Muito premiado no último Festival do Rio, e estrelado pela brasiliense Maeve Jinkings e por Kauan Alvarenga, o filme Pedágio rodou o mundo antes da estreia nas salas comerciais. Trata de afeto, desencontros e rejeições condicionadas ao amor, isso a partir do dia a dia de Tiquinho (Kauan) que, na relação com a mãe, Suellen (Maeve), encontra um portal para a pretensa cura de sua sexualidade. "Muitos dizem que a relação parece real e comovente", conta Maeve.
Liberdade e naturalidade, no set, contrastam com a história de ampla opressão e hipocrisia, e que envolve a personagem religiosa Telma (Aline Maria Marta). Diante de tantas questões, o mundo deveria mudar? "Acho que sim, aliás, com certeza. Não sei se vai mudar e em qual velocidade: essa é a pergunta que o filme mais levanta, sem romantizar nada. É importante enxergar os fatos. A arte não pode ser tímida em relação à realidade", diz Carolina Markovicz, diretora do filme.

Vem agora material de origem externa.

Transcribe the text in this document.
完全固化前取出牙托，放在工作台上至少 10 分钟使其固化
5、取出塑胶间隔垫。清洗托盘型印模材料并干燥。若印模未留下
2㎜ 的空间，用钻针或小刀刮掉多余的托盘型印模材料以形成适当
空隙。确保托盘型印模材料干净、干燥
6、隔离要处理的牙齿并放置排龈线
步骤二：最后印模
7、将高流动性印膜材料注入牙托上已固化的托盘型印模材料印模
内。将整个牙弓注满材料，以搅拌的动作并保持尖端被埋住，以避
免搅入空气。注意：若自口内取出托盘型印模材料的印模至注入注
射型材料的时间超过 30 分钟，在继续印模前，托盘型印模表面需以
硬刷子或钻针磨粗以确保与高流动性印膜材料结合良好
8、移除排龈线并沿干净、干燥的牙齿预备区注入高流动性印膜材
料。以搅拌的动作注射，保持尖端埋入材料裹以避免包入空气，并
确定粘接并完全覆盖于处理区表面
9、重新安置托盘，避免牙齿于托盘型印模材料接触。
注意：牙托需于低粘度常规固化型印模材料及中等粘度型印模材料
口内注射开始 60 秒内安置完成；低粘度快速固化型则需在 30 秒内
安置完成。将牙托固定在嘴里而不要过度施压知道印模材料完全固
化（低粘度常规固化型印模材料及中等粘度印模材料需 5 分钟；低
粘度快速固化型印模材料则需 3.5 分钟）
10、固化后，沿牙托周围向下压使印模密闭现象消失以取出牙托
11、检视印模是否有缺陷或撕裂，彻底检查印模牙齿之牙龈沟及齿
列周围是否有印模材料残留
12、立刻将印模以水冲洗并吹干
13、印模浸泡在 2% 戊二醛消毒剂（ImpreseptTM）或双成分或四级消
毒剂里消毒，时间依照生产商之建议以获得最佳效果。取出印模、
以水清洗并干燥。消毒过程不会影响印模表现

Houve forte receptividade internacional para o filme, não?
Carolina — Isso foi interessante e surpreendente, já que na estética é muito brasileiro, nos acontecimento e nos absurdos também. Ficamos felizes de ver como o filme vem sendo compreendido e apreciado fora. Recebemos prêmios muito importantes na Itália e na Inglaterra. E os atores ganharam prêmios na Suécia. Sociedades muito diferentes da nossa percebem questões que, ao mesmo tempo, parecem universais. Tocamos pessoas de lugares como a França, onde também ganhamos um prêmio importante.
Quais as suas inspirações na carreira?
Maeve — No cinema brasileiro, tenho certeza de ter assistido, por exemplo, a Fernanda Torres fazendo Marvada a carne (1985), ver Marcélia Cartaxo em A hora da estrela (1985), vi Dina Sfat, em Macunaíma (1969). Artistas que me inspiraram muito: ainda a Betty Faria em, Bye Bye Brasil (1980). O cinema brasileiro que eu consumi, desde pequena com meus pais, sempre me provocou.
O filme tem lá a sua dose de ironia, seus deboches, mas há a camada da abordagem da chamada "cura gay"?
Carolina — Não queríamos trazer a violência física e emocional que acontecem nesses rituais, que são horrores. A gente não queria mostrar ninguém na comunidade sofrendo esse tipo de violência. A ideia era focar no absurdo, no ridículo de pessoas que têm o poder — que a gente vê tão frequentemente na política — falando um monte de absurdidades na Câmara, falando sinônimo de órgão genital, de modo desrespeitoso: essas pessoas têm poder, elas têm crédito!? Queríamos botar um holofote de como elas não caem em descrédito. Ouvimos muitas pesquisas, falei com pessoas que foram a cultos e igrejas. Tratamos, no filme, das coisas reais e das inventadas. A ideia foi justo transitar na fronteira entre o real e o absurdo, hoje em dia, quase tão imperceptível.
Você se assusta com o objeto do filme?
Maeve — Tem muita coisa naturalizada. Há os espetáculos bizarros vistos, cotidianamente, inclusive na Câmara, no Congresso, nas redes sociais. Há uma performação, um tipo de entretenimento tosco que ridiculariza a comunidade LGBTQIA. Como se, coletivamente, a gente vivesse, como nação, um discurso homofóbico de tentativa de conversão através desses espetáculos bizarros.